The Cool Girl doesn’t exist. Well, 90% to the Cool Girls do not exist. There are a few girls out there that are the kind of chill, beer-loving guy’s kind of gal. But we should all stop faking it, stop forcing something that we’re not, stop trying to fit a single mold. There is someone out there that thinks you’re cool just as you are, even when you are the farthest thing from cool.
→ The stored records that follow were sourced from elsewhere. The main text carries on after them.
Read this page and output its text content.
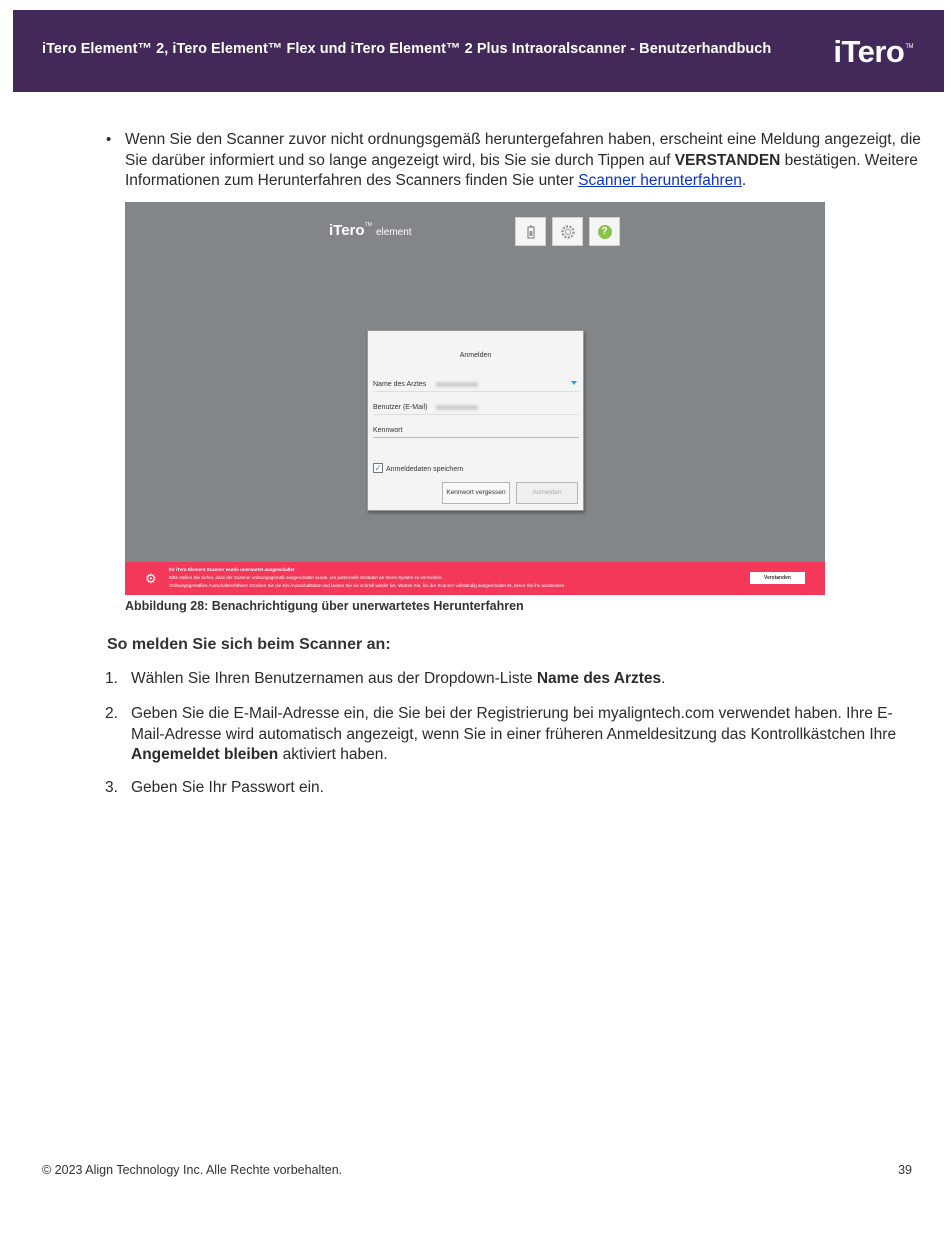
iTero Element™ 2, iTero Element™ Flex und iTero Element™ 2 Plus Intraoralscanner - Benutzerhandbuch iTero™
• Wenn Sie den Scanner zuvor nicht ordnungsgemäß heruntergefahren haben, erscheint eine Meldung angezeigt, die Sie darüber informiert und so lange angezeigt wird, bis Sie sie durch Tippen auf VERSTANDEN bestätigen. Weitere Informationen zum Herunterfahren des Scanners finden Sie unter Scanner herunterfahren.
iTero™ element	?
Anmelden
Name des Arztes
Benutzer (E-Mail)
Kennwort
✓ Anmeldedaten speichern
Kennwort vergessen	Anmelden
⚙
Ihr iTero Element Scanner wurde unerwartet ausgeschaltet
Bitte stellen Sie sicher, dass der Scanner ordnungsgemäß ausgeschaltet wurde, um potenzielle Schäden an Ihrem System zu vermeiden.
Ordnungsgemäßes Ausschaltverfahren: Drücken Sie die Ein-/Ausschalttaste und lassen Sie sie schnell wieder los. Warten Sie, bis der Scanner vollständig ausgeschaltet ist, bevor Sie ihn ausstecken.
Verstanden
Abbildung 28: Benachrichtigung über unerwartetes Herunterfahren
So melden Sie sich beim Scanner an:
1. Wählen Sie Ihren Benutzernamen aus der Dropdown-Liste Name des Arztes.
2. Geben Sie die E-Mail-Adresse ein, die Sie bei der Registrierung bei myaligntech.com verwendet haben. Ihre E-Mail-Adresse wird automatisch angezeigt, wenn Sie in einer früheren Anmeldesitzung das Kontrollkästchen Ihre Angemeldet bleiben aktiviert haben.
3. Geben Sie Ihr Passwort ein.
© 2023 Align Technology Inc. Alle Rechte vorbehalten.	39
6 thoughts on “Response To “The Cool Girl” In Gone Girl

  1. True. There is always one person in your life who thinks you are cool as you are yourself right now or whatever you want be. I don’t know you but I will say this you are severely cool. I guess you are being yourself only and that is rare thing now a days. Same as you i also believe “Be yourself and you are cool.” 🙂 Btw I m also people pleasure so i guess i know what you meant there. 😀

  2. This was the one part of Gone Girl that resonated the most strongly with me. Because all through the first half, I’m like, “Amy is just like me! Amy knows it’s silly to expect your man to read your mind. Amy knows you shouldn’t nag. Amy knows you shouldn’t get pissed about the petty things.”

    And then she slaps me in the face with that and I realize she’s been making fun of me the whole first half.

    I’ve never pretended to be into stuff like beer and football for a man. My interests are not swayed in that way – I like what I like and make no apologies about what I find repulsive (like beer. And football.) But I connected to Amy because I too have pretended to be okay with stuff I was not okay with in order to be “chill” or “easygoing” or “a good girlfriend.” I have pretended to not care if he hung out with his sort-of ex, because I didn’t want to be the paranoid girlfriend who controlled his life. I have pretended to be okay with stuff that did in fact upset me, because I didn’t want to be the girl who gets mad over little things. I have bitten my tongue in order to not seem selfish. I have bitten my tongue during times when I have been dissapointed, because I did not want to make him feel bad.

    We have a great relationship, but I still know what it’s like to be the Cool Girl. Not just with him, but at work, with friends, etc. Women in general try to avoid being The Bitch or The Emotional One. We know inducing confrontation is not attractive, even if it comes from an honest place. We can’t help what we feel, yet we want others to think that we can. To think that we’re above it all, that we’re unfazed by the offensive comments and assumptions of others. “Go ahead, shit on me, I don’t mind, I’m the Cool Girl.” Truer words were never written.

    • So, reading your post actually brought up a lot of emotion for me. I started reading, and thinking in my head about all the things that I have done like you describe. And I started blaming myself for being “wrong” and for “messing things up” in the past. I had to stop and breathe and think for a minute. It’s not about being wrong or pointing a finger at myself to blame myself and blame. It doesn’t really matter, it was what I did in that moment. I can only hope to be patient with myself, learn from it and make a truthful choice in the next moment that it comes up.

  3. I guess you girls have all freedom to do as you like. People who judge you or label you for being “you” don’t worth caring. If people really care about you they will accept you as you are.